Notice, this has nothing to do with the first term in the product divided by the last term: $\frac{10}{1}$ as your attempt suggested you might have thought.
It is not feasible to try to actually calculate your product and it is not feasible to try to factor your product either, so let us look at how we might approach the problem without needing to do that.
Let us go through and list (or rather, merely count) out all multiples of three in the range in question. $3,6,9$. Each of these will contribute one to the total exponent since they are each a multiple of three.
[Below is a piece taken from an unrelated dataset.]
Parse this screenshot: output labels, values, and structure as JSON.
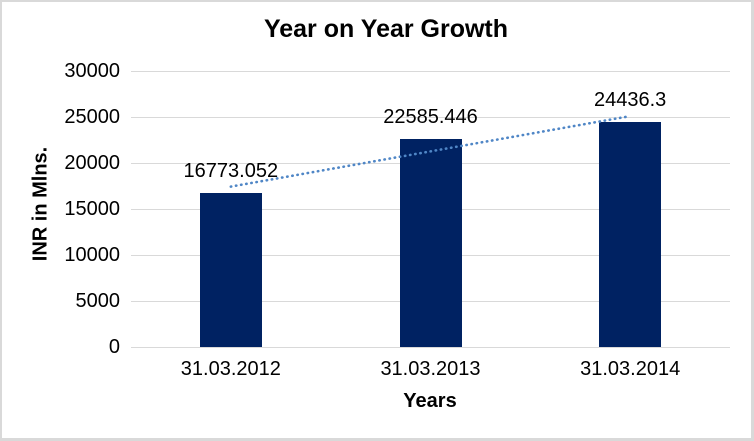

We then continue and further list (or count) each multiple of $9$ in the range as this will have contributed a second factor. We could then also look at the number of multiples of $27$ and $81$ and so on as these contribute yet even more to the total exponent.
In the comments it appears as though you have noticed the intended pattern:
The exponent of the largest power of $3$ which divides evenly into $n!$ is:
$$\left\lfloor\frac{n}{3}\right\rfloor+\left\lfloor\frac{n}{3^2}\right\rfloor+\left\lfloor\frac{n}{3^3}\right\rfloor+\left\lfloor\frac{n}{3^4}\right\rfloor+\dots$$
Now, if we were interested in the product $41\cdot 42\cdot 43\cdots 250$, this is equal to $\frac{250!}{40!}$ so not only should we find the largest power of $3$ which divides $250!$ but we also need to find the largest power of $3$ which divides $40!$ and make a final conclusion.